Back to basics - the best approach to vulnerability management


Businesses must adopt a simple approach to vulnerability management if they are to deal effectively with cyber security threats.

This is according to MTN Cameroon's Senior Manager for Information Security, Lydie Nogol who presented on the final day of ITWeb Security Summit 2018 in Johannesburg yesterday.

"In today's world where we have more and more complex IT and network architectures, where we have limited budgets, less time, fewer people and where the number of sophisticated attacks is growing, IT security professionals need to get back to the basics in order to manage vulnerabilities. It is important to ensure that primary controls are effective. If we start overloading the vulnerability management team to close some basic issues that can be handled upfront, they are not going to focus on what really matters for the company," said Nogol.

"They are going to focus on closing port 445 because of WannaCry when it should never have been exposed. Let's ensure that all those primary controls are well implemented by embedding the security into the design of any solution and configuring it into all our nodes," she added.

Nogol said an uncomplicated approach to vulnerability management requires focus on people and processes, not just technology.

"It is a complete lie if we think vulnerability is about technology. It is very far from the technology and is based on three main pillars which are the technology, the process and the people. The technology is only there to automate the process."

She also emphasised the need for better communication regarding threats within a business environment.

"We need to ensure that we are communicating to the right information to the right person in a language that he or she can understand. Let's start speaking security in the language of our interlocutor. If you speak to a Chief Financial Officer you need to do so in his language. Explain the risk in a way that can be understood. We need to identify the risk posture of our organisation and communicate this clearly to all stakeholders until the organisation reaches an acceptable level of risk," Nogol added.

Tailoring communication on the vulnerability of an organisation is critical if the IS professional is to solicit an appropriate response from colleagues.

"The chief information security officer of course would like to know the number of vulnerabilities, the type of systems et cetera.... but that type of information will never help the Human Resource manager as they would like to know the level of awareness of the company's employees. Let's talk business to business people, not security."

Poor communication makes you the insider threat

Professor David Taylor, security strategist and IT attorney who spoke during a panel discussion at the end of the 2018 edition of the Security Summit called for better communication by security teams with the rest of the business in order for them to avoid becoming the security threat themselves.

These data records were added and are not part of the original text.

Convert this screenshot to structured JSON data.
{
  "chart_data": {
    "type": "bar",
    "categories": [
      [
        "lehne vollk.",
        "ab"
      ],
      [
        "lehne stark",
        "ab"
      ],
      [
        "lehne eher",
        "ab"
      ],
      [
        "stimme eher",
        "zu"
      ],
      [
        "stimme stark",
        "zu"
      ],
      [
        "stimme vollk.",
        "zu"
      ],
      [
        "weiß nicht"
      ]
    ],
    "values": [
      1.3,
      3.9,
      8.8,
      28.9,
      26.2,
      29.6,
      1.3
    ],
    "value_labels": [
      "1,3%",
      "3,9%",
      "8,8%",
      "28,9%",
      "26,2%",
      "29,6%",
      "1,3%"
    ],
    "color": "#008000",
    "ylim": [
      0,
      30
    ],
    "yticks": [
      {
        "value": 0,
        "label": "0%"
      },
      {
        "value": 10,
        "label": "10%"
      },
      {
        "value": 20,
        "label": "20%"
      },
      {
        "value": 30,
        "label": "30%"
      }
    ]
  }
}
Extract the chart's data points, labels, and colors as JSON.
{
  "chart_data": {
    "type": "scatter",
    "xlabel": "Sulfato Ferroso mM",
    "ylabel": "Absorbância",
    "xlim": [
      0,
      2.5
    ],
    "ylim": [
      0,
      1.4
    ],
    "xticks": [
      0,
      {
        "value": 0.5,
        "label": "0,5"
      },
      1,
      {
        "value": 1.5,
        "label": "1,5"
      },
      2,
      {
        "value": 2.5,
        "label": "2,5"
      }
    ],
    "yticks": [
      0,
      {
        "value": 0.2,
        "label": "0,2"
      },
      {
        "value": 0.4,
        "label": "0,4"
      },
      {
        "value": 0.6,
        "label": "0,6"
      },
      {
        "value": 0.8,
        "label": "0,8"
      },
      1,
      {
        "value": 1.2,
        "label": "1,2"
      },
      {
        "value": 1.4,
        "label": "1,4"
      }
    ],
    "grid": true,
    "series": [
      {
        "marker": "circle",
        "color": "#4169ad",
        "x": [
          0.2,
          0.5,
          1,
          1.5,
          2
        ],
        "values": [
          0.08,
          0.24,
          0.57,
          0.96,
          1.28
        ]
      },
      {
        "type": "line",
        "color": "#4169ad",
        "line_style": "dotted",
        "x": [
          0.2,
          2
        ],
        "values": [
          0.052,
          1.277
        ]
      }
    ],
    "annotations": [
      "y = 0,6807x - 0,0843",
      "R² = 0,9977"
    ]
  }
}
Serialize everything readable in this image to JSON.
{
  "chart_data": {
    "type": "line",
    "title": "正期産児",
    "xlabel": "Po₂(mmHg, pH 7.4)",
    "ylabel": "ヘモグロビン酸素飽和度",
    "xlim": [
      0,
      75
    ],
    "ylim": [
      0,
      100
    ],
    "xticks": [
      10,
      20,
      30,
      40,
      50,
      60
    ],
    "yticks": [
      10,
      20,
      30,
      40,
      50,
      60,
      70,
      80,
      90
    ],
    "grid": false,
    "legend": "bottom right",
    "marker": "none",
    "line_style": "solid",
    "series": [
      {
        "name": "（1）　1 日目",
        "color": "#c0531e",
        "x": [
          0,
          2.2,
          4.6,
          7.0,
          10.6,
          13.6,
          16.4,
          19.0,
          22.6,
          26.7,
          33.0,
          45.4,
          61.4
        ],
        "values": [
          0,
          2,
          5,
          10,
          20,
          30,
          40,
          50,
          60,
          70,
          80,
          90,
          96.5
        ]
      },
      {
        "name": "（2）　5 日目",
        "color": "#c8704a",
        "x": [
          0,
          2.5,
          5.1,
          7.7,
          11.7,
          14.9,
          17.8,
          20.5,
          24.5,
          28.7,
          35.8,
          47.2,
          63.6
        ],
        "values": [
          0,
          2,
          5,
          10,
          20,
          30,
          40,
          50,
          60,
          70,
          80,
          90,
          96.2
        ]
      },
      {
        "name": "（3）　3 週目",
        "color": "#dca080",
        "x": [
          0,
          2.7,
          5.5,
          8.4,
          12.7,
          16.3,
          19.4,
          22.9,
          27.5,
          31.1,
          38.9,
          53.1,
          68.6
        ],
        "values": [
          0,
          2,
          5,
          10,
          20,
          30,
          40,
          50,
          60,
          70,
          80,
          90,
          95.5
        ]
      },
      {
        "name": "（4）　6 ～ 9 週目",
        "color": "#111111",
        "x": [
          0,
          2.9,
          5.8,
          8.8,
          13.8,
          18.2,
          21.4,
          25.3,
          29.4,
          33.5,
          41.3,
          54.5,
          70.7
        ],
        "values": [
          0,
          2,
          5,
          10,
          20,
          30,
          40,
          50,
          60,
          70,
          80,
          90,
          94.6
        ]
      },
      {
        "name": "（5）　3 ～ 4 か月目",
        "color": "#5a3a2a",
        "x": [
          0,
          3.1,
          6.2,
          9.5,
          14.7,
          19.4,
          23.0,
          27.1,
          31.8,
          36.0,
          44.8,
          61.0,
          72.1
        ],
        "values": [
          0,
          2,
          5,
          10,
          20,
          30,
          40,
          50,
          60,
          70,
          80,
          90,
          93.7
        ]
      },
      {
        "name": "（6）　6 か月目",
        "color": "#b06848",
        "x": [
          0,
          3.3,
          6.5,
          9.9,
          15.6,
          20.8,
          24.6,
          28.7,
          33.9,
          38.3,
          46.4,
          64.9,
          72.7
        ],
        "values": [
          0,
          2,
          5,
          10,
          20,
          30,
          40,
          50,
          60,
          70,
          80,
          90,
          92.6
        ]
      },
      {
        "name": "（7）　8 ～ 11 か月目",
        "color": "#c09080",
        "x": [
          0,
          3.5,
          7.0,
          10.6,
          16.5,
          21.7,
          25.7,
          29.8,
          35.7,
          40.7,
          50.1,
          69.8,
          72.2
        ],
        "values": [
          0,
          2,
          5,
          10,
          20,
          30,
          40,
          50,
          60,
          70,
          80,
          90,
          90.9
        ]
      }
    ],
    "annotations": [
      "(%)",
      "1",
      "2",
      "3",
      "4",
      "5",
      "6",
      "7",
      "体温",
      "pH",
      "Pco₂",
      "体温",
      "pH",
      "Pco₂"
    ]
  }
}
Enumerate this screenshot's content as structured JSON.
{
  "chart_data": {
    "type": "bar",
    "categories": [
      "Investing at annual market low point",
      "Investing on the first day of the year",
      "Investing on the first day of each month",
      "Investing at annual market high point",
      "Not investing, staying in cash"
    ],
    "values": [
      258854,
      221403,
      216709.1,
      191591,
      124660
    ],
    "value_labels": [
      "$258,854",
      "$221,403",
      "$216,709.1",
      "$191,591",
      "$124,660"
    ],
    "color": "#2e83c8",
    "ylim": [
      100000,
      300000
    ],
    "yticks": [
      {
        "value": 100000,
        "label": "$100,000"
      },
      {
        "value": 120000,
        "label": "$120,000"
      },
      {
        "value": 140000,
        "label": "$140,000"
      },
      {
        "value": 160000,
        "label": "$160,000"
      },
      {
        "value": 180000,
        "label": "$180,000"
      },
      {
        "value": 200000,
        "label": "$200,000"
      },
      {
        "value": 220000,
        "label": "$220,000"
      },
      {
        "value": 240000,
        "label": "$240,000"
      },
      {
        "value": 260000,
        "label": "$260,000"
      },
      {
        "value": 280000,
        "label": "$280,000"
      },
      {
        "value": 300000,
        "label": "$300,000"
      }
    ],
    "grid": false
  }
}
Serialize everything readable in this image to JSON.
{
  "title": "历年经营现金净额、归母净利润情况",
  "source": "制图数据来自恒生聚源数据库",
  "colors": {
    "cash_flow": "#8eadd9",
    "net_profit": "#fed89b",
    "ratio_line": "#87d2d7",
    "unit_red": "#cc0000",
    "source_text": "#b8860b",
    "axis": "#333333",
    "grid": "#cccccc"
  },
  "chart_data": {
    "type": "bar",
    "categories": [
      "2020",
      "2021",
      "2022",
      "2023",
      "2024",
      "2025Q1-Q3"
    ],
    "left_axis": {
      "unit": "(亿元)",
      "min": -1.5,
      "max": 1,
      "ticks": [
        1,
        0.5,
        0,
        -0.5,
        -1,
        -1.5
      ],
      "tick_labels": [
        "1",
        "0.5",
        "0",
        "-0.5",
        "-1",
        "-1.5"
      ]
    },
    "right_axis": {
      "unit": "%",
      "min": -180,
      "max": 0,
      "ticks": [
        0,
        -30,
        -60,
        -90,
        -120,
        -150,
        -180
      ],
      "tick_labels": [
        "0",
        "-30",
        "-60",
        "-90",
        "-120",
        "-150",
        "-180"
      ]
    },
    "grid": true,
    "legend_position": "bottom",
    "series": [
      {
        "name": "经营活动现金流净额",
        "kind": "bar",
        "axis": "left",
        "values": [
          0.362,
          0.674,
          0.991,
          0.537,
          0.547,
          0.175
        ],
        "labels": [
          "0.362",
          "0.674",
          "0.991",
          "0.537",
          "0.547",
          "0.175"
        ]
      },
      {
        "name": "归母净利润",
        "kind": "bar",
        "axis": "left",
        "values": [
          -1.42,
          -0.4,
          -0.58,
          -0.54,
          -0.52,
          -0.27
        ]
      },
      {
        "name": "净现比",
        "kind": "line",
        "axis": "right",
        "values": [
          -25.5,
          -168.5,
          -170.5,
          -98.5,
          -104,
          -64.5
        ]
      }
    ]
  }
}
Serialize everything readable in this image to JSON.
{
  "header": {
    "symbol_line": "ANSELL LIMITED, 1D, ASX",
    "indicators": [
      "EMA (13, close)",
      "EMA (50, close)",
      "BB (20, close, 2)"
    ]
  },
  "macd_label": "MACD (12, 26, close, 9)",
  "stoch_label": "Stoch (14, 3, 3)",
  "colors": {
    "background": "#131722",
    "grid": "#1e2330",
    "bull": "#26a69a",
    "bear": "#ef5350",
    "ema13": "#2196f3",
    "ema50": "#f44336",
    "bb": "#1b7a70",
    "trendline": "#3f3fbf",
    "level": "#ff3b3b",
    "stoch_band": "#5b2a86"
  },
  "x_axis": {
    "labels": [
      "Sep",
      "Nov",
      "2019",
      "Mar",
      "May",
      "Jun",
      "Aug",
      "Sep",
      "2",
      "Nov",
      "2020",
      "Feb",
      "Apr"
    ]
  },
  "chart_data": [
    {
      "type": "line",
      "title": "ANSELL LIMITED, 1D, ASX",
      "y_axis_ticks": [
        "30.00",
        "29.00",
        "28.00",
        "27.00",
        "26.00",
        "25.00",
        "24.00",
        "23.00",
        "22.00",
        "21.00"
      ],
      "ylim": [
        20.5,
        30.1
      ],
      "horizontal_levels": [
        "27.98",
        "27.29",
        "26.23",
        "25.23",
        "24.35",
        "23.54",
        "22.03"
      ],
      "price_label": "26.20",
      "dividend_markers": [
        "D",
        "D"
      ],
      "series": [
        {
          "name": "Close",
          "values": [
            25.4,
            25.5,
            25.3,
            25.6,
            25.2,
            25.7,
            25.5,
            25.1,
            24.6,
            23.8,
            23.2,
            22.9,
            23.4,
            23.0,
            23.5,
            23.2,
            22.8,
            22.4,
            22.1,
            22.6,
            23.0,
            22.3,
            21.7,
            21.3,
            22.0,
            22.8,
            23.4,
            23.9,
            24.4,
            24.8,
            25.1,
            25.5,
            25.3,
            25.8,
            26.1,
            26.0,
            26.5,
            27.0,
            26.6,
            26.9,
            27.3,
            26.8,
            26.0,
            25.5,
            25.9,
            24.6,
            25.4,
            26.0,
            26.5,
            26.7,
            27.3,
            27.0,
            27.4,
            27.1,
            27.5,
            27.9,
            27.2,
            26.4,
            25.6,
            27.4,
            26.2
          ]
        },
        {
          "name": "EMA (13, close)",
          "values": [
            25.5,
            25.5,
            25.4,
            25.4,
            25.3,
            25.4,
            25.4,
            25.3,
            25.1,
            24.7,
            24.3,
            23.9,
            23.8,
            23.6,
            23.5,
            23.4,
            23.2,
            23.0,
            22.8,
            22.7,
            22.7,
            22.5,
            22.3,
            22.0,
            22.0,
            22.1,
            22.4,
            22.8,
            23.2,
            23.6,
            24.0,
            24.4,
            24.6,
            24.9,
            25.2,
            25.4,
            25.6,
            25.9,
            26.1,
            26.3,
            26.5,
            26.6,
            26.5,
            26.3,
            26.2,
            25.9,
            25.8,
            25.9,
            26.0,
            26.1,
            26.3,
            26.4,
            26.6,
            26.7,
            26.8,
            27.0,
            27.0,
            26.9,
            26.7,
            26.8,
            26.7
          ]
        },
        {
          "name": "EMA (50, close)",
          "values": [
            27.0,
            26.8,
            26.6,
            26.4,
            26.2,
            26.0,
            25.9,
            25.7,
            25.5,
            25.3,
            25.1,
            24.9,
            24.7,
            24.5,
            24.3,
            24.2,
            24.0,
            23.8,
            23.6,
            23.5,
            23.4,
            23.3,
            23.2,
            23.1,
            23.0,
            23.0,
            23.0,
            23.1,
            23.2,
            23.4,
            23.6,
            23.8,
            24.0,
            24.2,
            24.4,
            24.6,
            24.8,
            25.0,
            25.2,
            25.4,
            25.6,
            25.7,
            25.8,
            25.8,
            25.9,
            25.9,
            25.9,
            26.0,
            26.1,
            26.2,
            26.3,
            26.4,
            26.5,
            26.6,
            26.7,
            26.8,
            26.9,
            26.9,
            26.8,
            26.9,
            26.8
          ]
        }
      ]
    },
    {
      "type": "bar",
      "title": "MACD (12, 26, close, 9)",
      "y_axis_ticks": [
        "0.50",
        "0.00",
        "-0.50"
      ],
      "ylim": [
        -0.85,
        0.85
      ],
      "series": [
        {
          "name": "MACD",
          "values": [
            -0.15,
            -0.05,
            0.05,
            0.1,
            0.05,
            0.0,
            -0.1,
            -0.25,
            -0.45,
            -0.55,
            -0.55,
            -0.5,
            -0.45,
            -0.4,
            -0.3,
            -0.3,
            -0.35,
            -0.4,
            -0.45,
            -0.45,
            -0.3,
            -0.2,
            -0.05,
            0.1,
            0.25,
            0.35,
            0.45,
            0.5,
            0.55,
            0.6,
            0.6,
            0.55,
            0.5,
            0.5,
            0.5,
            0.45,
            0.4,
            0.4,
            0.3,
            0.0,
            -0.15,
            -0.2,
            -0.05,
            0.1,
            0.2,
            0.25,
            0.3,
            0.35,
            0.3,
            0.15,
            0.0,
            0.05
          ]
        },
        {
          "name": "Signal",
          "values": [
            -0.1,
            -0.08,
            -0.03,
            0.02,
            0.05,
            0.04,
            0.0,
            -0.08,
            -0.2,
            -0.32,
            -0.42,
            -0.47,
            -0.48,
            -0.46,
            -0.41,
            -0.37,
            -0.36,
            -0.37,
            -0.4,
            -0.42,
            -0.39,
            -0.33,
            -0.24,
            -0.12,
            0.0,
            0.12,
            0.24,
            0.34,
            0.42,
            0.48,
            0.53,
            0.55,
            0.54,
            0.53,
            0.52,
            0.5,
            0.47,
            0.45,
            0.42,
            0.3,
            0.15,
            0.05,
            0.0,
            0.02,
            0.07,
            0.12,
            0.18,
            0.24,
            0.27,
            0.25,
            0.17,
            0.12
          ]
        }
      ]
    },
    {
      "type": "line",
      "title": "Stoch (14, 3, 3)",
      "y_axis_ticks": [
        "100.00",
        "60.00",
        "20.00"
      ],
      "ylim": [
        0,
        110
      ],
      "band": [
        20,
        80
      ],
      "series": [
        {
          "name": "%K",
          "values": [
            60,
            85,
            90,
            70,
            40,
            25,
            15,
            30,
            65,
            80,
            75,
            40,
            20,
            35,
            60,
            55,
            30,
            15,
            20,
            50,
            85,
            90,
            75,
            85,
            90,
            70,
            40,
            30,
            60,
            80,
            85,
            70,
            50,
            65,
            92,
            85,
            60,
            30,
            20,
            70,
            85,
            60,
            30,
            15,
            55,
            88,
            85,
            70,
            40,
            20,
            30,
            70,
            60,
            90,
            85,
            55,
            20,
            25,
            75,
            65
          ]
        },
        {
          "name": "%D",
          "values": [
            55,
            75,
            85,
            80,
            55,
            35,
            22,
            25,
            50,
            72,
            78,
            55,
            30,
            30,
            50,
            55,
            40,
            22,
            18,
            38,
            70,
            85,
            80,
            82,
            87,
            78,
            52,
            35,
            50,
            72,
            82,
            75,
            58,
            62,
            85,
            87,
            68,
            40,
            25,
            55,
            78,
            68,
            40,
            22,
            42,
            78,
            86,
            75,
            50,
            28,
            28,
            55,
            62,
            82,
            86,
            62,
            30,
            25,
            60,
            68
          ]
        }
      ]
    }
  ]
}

"People on boards like to blame the techies and the techies are often saying that they can't talk to management. The truth is that you are responsible for your own communication. You can't point at board members for not being educated (about security and the costs involved) because we don't educate them. What we do is we wait for the vendors to come and they push their product after which we copy and paste what they say and we give that to the board members. That's our fault because we want to get the job done as quickly as possible and then we turn around and blame the vendor. That insider threat is other people but first it is you because you are pushing the work off to vendors and you are not looking at everything properly and making good decisions."